"Mirror" Language AI Models of Depression are Criterion-Contaminated
This addresses a methodological issue for researchers and clinicians using AI in psychological assessment, highlighting the need for more valid approaches to avoid criterion contamination.
The study tackled the problem of inflated depression prediction accuracy in language AI models by comparing 'Mirror' models that use assessment responses to predict scores with 'Non-Mirror' models using external language, finding that both types showed large prediction sizes and similar correlations with other symptoms, indicating bias in Mirror models.

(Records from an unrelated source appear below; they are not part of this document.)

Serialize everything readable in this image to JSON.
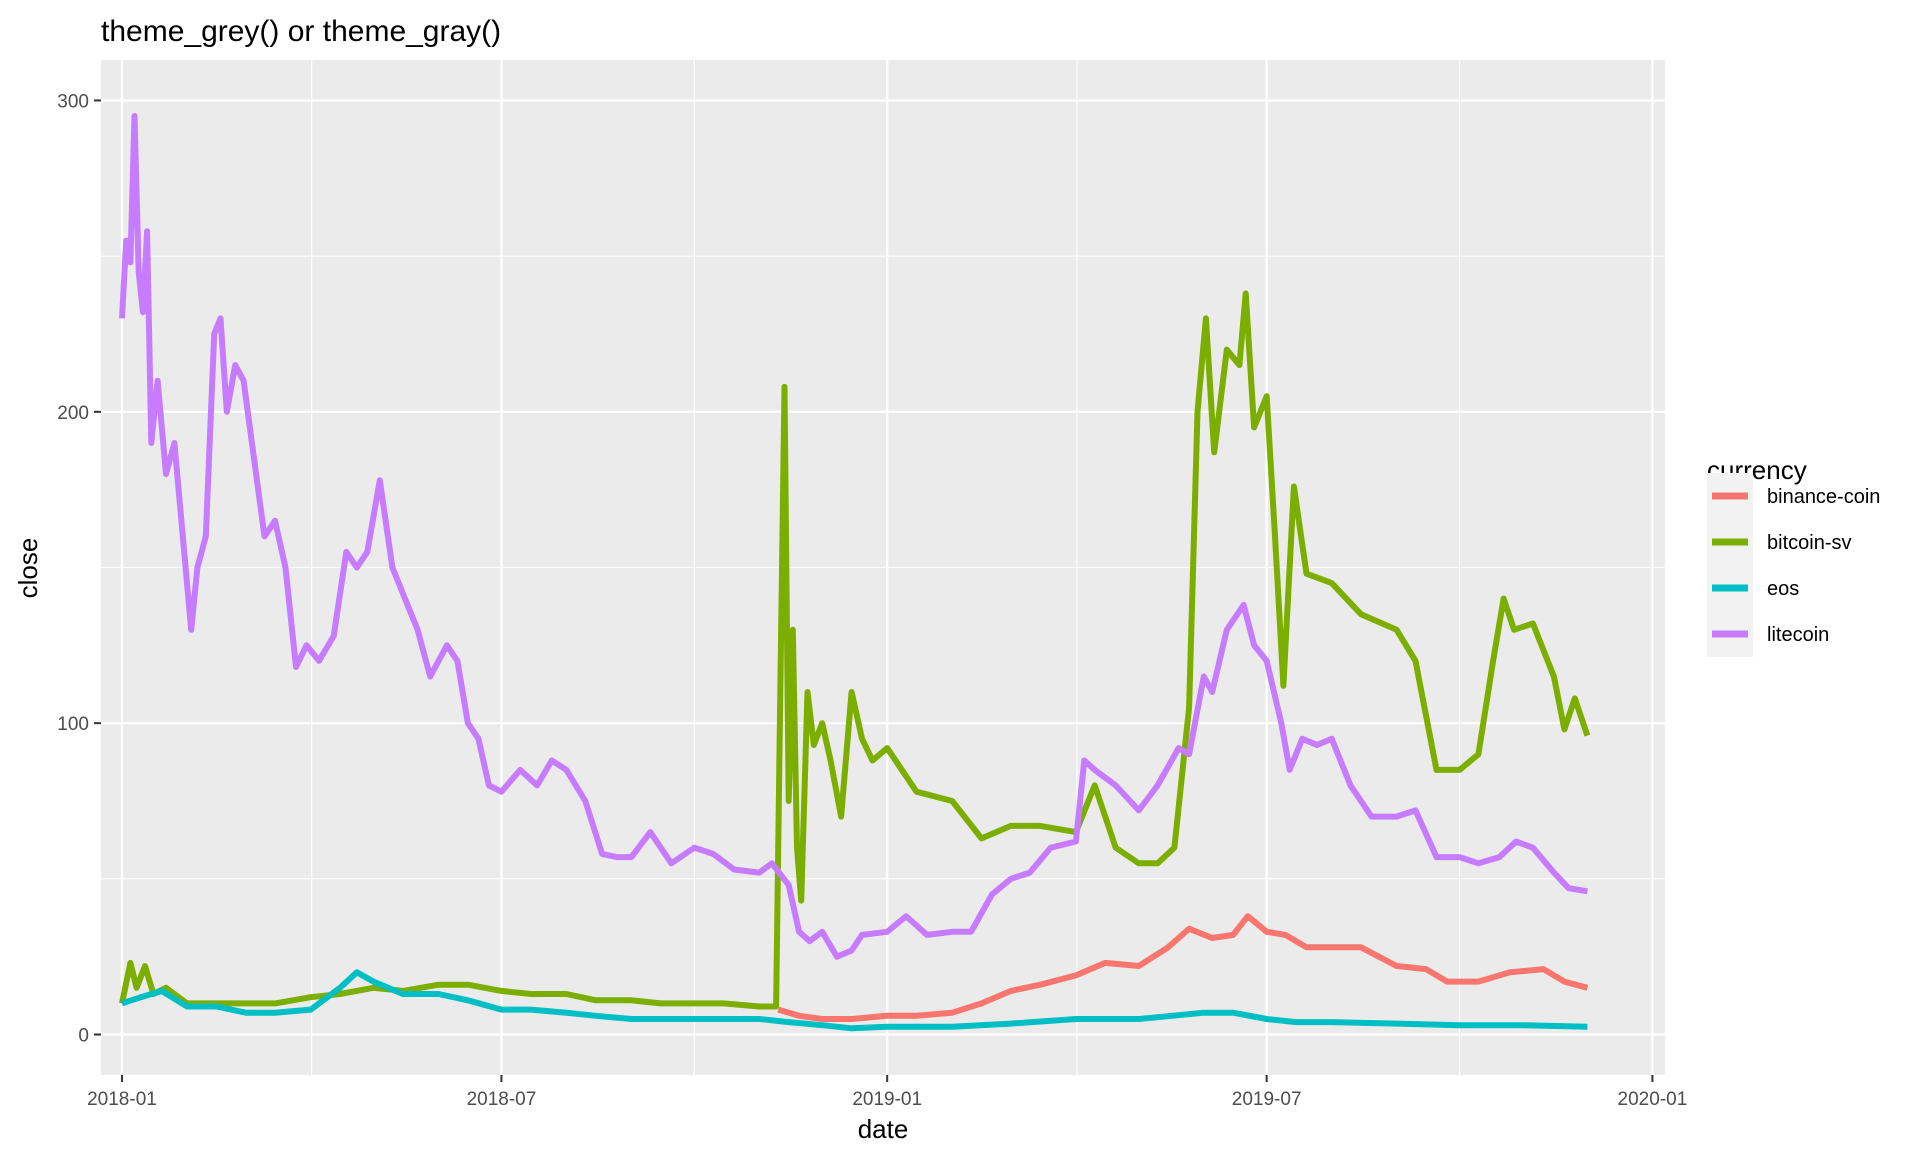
{
  "chart_data": {
    "type": "line",
    "title": "theme_grey()  or  theme_gray()",
    "xlabel": "date",
    "ylabel": "close",
    "x_ticks": [
      "2018-01",
      "2018-07",
      "2019-01",
      "2019-07",
      "2020-01"
    ],
    "y_ticks": [
      "0",
      "100",
      "200",
      "300"
    ],
    "xlim": [
      "2017-12-22",
      "2020-01-07"
    ],
    "ylim": [
      -13,
      313
    ],
    "grid": true,
    "legend": {
      "title": "currency",
      "position": "right"
    },
    "series": [
      {
        "name": "binance-coin",
        "color": "#F8766D",
        "points": [
          [
            "2018-11-10",
            8
          ],
          [
            "2018-11-20",
            6
          ],
          [
            "2018-12-01",
            5
          ],
          [
            "2018-12-15",
            5
          ],
          [
            "2019-01-01",
            6
          ],
          [
            "2019-01-15",
            6
          ],
          [
            "2019-02-01",
            7
          ],
          [
            "2019-02-15",
            10
          ],
          [
            "2019-03-01",
            14
          ],
          [
            "2019-03-15",
            16
          ],
          [
            "2019-04-01",
            19
          ],
          [
            "2019-04-15",
            23
          ],
          [
            "2019-05-01",
            22
          ],
          [
            "2019-05-15",
            28
          ],
          [
            "2019-05-25",
            34
          ],
          [
            "2019-06-05",
            31
          ],
          [
            "2019-06-15",
            32
          ],
          [
            "2019-06-22",
            38
          ],
          [
            "2019-07-01",
            33
          ],
          [
            "2019-07-10",
            32
          ],
          [
            "2019-07-20",
            28
          ],
          [
            "2019-08-01",
            28
          ],
          [
            "2019-08-15",
            28
          ],
          [
            "2019-09-01",
            22
          ],
          [
            "2019-09-15",
            21
          ],
          [
            "2019-09-25",
            17
          ],
          [
            "2019-10-10",
            17
          ],
          [
            "2019-10-25",
            20
          ],
          [
            "2019-11-10",
            21
          ],
          [
            "2019-11-20",
            17
          ],
          [
            "2019-12-01",
            15
          ]
        ]
      },
      {
        "name": "bitcoin-sv",
        "color": "#7CAE00",
        "points": [
          [
            "2018-01-01",
            10
          ],
          [
            "2018-01-05",
            23
          ],
          [
            "2018-01-08",
            15
          ],
          [
            "2018-01-12",
            22
          ],
          [
            "2018-01-16",
            13
          ],
          [
            "2018-01-22",
            15
          ],
          [
            "2018-02-01",
            10
          ],
          [
            "2018-02-15",
            10
          ],
          [
            "2018-03-01",
            10
          ],
          [
            "2018-03-15",
            10
          ],
          [
            "2018-04-01",
            12
          ],
          [
            "2018-04-15",
            13
          ],
          [
            "2018-05-01",
            15
          ],
          [
            "2018-05-15",
            14
          ],
          [
            "2018-06-01",
            16
          ],
          [
            "2018-06-15",
            16
          ],
          [
            "2018-07-01",
            14
          ],
          [
            "2018-07-15",
            13
          ],
          [
            "2018-08-01",
            13
          ],
          [
            "2018-08-15",
            11
          ],
          [
            "2018-09-01",
            11
          ],
          [
            "2018-09-15",
            10
          ],
          [
            "2018-10-01",
            10
          ],
          [
            "2018-10-15",
            10
          ],
          [
            "2018-11-01",
            9
          ],
          [
            "2018-11-09",
            9
          ],
          [
            "2018-11-11",
            110
          ],
          [
            "2018-11-13",
            208
          ],
          [
            "2018-11-15",
            75
          ],
          [
            "2018-11-17",
            130
          ],
          [
            "2018-11-19",
            60
          ],
          [
            "2018-11-21",
            43
          ],
          [
            "2018-11-24",
            110
          ],
          [
            "2018-11-27",
            93
          ],
          [
            "2018-12-01",
            100
          ],
          [
            "2018-12-05",
            88
          ],
          [
            "2018-12-10",
            70
          ],
          [
            "2018-12-15",
            110
          ],
          [
            "2018-12-20",
            95
          ],
          [
            "2018-12-25",
            88
          ],
          [
            "2019-01-01",
            92
          ],
          [
            "2019-01-15",
            78
          ],
          [
            "2019-02-01",
            75
          ],
          [
            "2019-02-15",
            63
          ],
          [
            "2019-03-01",
            67
          ],
          [
            "2019-03-15",
            67
          ],
          [
            "2019-04-01",
            65
          ],
          [
            "2019-04-10",
            80
          ],
          [
            "2019-04-20",
            60
          ],
          [
            "2019-05-01",
            55
          ],
          [
            "2019-05-10",
            55
          ],
          [
            "2019-05-18",
            60
          ],
          [
            "2019-05-25",
            105
          ],
          [
            "2019-05-29",
            200
          ],
          [
            "2019-06-02",
            230
          ],
          [
            "2019-06-06",
            187
          ],
          [
            "2019-06-12",
            220
          ],
          [
            "2019-06-18",
            215
          ],
          [
            "2019-06-21",
            238
          ],
          [
            "2019-06-25",
            195
          ],
          [
            "2019-07-01",
            205
          ],
          [
            "2019-07-05",
            160
          ],
          [
            "2019-07-09",
            112
          ],
          [
            "2019-07-14",
            176
          ],
          [
            "2019-07-20",
            148
          ],
          [
            "2019-08-01",
            145
          ],
          [
            "2019-08-15",
            135
          ],
          [
            "2019-09-01",
            130
          ],
          [
            "2019-09-10",
            120
          ],
          [
            "2019-09-20",
            85
          ],
          [
            "2019-10-01",
            85
          ],
          [
            "2019-10-10",
            90
          ],
          [
            "2019-10-17",
            120
          ],
          [
            "2019-10-22",
            140
          ],
          [
            "2019-10-27",
            130
          ],
          [
            "2019-11-05",
            132
          ],
          [
            "2019-11-15",
            115
          ],
          [
            "2019-11-20",
            98
          ],
          [
            "2019-11-25",
            108
          ],
          [
            "2019-12-01",
            96
          ]
        ]
      },
      {
        "name": "eos",
        "color": "#00BFC4",
        "points": [
          [
            "2018-01-01",
            10
          ],
          [
            "2018-01-10",
            12
          ],
          [
            "2018-01-20",
            14
          ],
          [
            "2018-02-01",
            9
          ],
          [
            "2018-02-15",
            9
          ],
          [
            "2018-03-01",
            7
          ],
          [
            "2018-03-15",
            7
          ],
          [
            "2018-04-01",
            8
          ],
          [
            "2018-04-15",
            15
          ],
          [
            "2018-04-23",
            20
          ],
          [
            "2018-05-01",
            17
          ],
          [
            "2018-05-15",
            13
          ],
          [
            "2018-06-01",
            13
          ],
          [
            "2018-06-15",
            11
          ],
          [
            "2018-07-01",
            8
          ],
          [
            "2018-07-15",
            8
          ],
          [
            "2018-08-01",
            7
          ],
          [
            "2018-08-15",
            6
          ],
          [
            "2018-09-01",
            5
          ],
          [
            "2018-09-15",
            5
          ],
          [
            "2018-10-01",
            5
          ],
          [
            "2018-10-15",
            5
          ],
          [
            "2018-11-01",
            5
          ],
          [
            "2018-11-15",
            4
          ],
          [
            "2018-12-01",
            3
          ],
          [
            "2018-12-15",
            2
          ],
          [
            "2019-01-01",
            2.5
          ],
          [
            "2019-02-01",
            2.5
          ],
          [
            "2019-03-01",
            3.5
          ],
          [
            "2019-04-01",
            5
          ],
          [
            "2019-05-01",
            5
          ],
          [
            "2019-06-01",
            7
          ],
          [
            "2019-06-15",
            7
          ],
          [
            "2019-07-01",
            5
          ],
          [
            "2019-07-15",
            4
          ],
          [
            "2019-08-01",
            4
          ],
          [
            "2019-09-01",
            3.5
          ],
          [
            "2019-10-01",
            3
          ],
          [
            "2019-11-01",
            3
          ],
          [
            "2019-12-01",
            2.5
          ]
        ]
      },
      {
        "name": "litecoin",
        "color": "#C77CFF",
        "points": [
          [
            "2018-01-01",
            230
          ],
          [
            "2018-01-03",
            255
          ],
          [
            "2018-01-05",
            248
          ],
          [
            "2018-01-07",
            295
          ],
          [
            "2018-01-09",
            245
          ],
          [
            "2018-01-11",
            232
          ],
          [
            "2018-01-13",
            258
          ],
          [
            "2018-01-15",
            190
          ],
          [
            "2018-01-18",
            210
          ],
          [
            "2018-01-22",
            180
          ],
          [
            "2018-01-26",
            190
          ],
          [
            "2018-01-30",
            160
          ],
          [
            "2018-02-03",
            130
          ],
          [
            "2018-02-06",
            150
          ],
          [
            "2018-02-10",
            160
          ],
          [
            "2018-02-14",
            225
          ],
          [
            "2018-02-17",
            230
          ],
          [
            "2018-02-20",
            200
          ],
          [
            "2018-02-24",
            215
          ],
          [
            "2018-02-28",
            210
          ],
          [
            "2018-03-05",
            185
          ],
          [
            "2018-03-10",
            160
          ],
          [
            "2018-03-15",
            165
          ],
          [
            "2018-03-20",
            150
          ],
          [
            "2018-03-25",
            118
          ],
          [
            "2018-03-30",
            125
          ],
          [
            "2018-04-05",
            120
          ],
          [
            "2018-04-12",
            128
          ],
          [
            "2018-04-18",
            155
          ],
          [
            "2018-04-23",
            150
          ],
          [
            "2018-04-28",
            155
          ],
          [
            "2018-05-04",
            178
          ],
          [
            "2018-05-10",
            150
          ],
          [
            "2018-05-16",
            140
          ],
          [
            "2018-05-22",
            130
          ],
          [
            "2018-05-28",
            115
          ],
          [
            "2018-06-05",
            125
          ],
          [
            "2018-06-10",
            120
          ],
          [
            "2018-06-15",
            100
          ],
          [
            "2018-06-20",
            95
          ],
          [
            "2018-06-25",
            80
          ],
          [
            "2018-07-01",
            78
          ],
          [
            "2018-07-10",
            85
          ],
          [
            "2018-07-18",
            80
          ],
          [
            "2018-07-25",
            88
          ],
          [
            "2018-08-01",
            85
          ],
          [
            "2018-08-10",
            75
          ],
          [
            "2018-08-18",
            58
          ],
          [
            "2018-08-25",
            57
          ],
          [
            "2018-09-01",
            57
          ],
          [
            "2018-09-10",
            65
          ],
          [
            "2018-09-20",
            55
          ],
          [
            "2018-10-01",
            60
          ],
          [
            "2018-10-10",
            58
          ],
          [
            "2018-10-20",
            53
          ],
          [
            "2018-11-01",
            52
          ],
          [
            "2018-11-07",
            55
          ],
          [
            "2018-11-15",
            48
          ],
          [
            "2018-11-20",
            33
          ],
          [
            "2018-11-25",
            30
          ],
          [
            "2018-12-01",
            33
          ],
          [
            "2018-12-08",
            25
          ],
          [
            "2018-12-15",
            27
          ],
          [
            "2018-12-20",
            32
          ],
          [
            "2019-01-01",
            33
          ],
          [
            "2019-01-10",
            38
          ],
          [
            "2019-01-20",
            32
          ],
          [
            "2019-02-01",
            33
          ],
          [
            "2019-02-10",
            33
          ],
          [
            "2019-02-20",
            45
          ],
          [
            "2019-03-01",
            50
          ],
          [
            "2019-03-10",
            52
          ],
          [
            "2019-03-20",
            60
          ],
          [
            "2019-04-01",
            62
          ],
          [
            "2019-04-05",
            88
          ],
          [
            "2019-04-10",
            85
          ],
          [
            "2019-04-20",
            80
          ],
          [
            "2019-05-01",
            72
          ],
          [
            "2019-05-10",
            80
          ],
          [
            "2019-05-20",
            92
          ],
          [
            "2019-05-25",
            90
          ],
          [
            "2019-06-01",
            115
          ],
          [
            "2019-06-05",
            110
          ],
          [
            "2019-06-12",
            130
          ],
          [
            "2019-06-20",
            138
          ],
          [
            "2019-06-25",
            125
          ],
          [
            "2019-07-01",
            120
          ],
          [
            "2019-07-08",
            100
          ],
          [
            "2019-07-12",
            85
          ],
          [
            "2019-07-18",
            95
          ],
          [
            "2019-07-25",
            93
          ],
          [
            "2019-08-01",
            95
          ],
          [
            "2019-08-10",
            80
          ],
          [
            "2019-08-20",
            70
          ],
          [
            "2019-09-01",
            70
          ],
          [
            "2019-09-10",
            72
          ],
          [
            "2019-09-20",
            57
          ],
          [
            "2019-10-01",
            57
          ],
          [
            "2019-10-10",
            55
          ],
          [
            "2019-10-20",
            57
          ],
          [
            "2019-10-28",
            62
          ],
          [
            "2019-11-05",
            60
          ],
          [
            "2019-11-15",
            52
          ],
          [
            "2019-11-22",
            47
          ],
          [
            "2019-12-01",
            46
          ]
        ]
      }
    ]
  }
}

Recent studies show near-perfect language-based predictions of depression scores (R2 = .70), but these "Mirror" models rely on language responses directly from depression assessments to predict depression assessment scores. These methods suffer from criterion contamination that inflate prediction estimates. We compare "Mirror" models to "Non-Mirror" models, which use other external language to predict depression scores. 110 participants completed both structured diagnostic (Mirror condition) and life history (Non-Mirror condition) interviews. LLMs were prompted to predict diagnostic depression scores. As expected, Mirror models were near-perfect. However, Non-Mirror models also displayed prediction sizes considered large in psychology. Further, both Mirror and Non-Mirror predictions correlated with other questionnaire-based depression symptoms at similar sizes, suggesting bias in Mirror models. Topic modeling revealed different theme structures across model types. As language models for depression continue to evolve, incorporating Non-Mirror approaches may support more valid and clinically useful language-based AI applications in psychological assessment.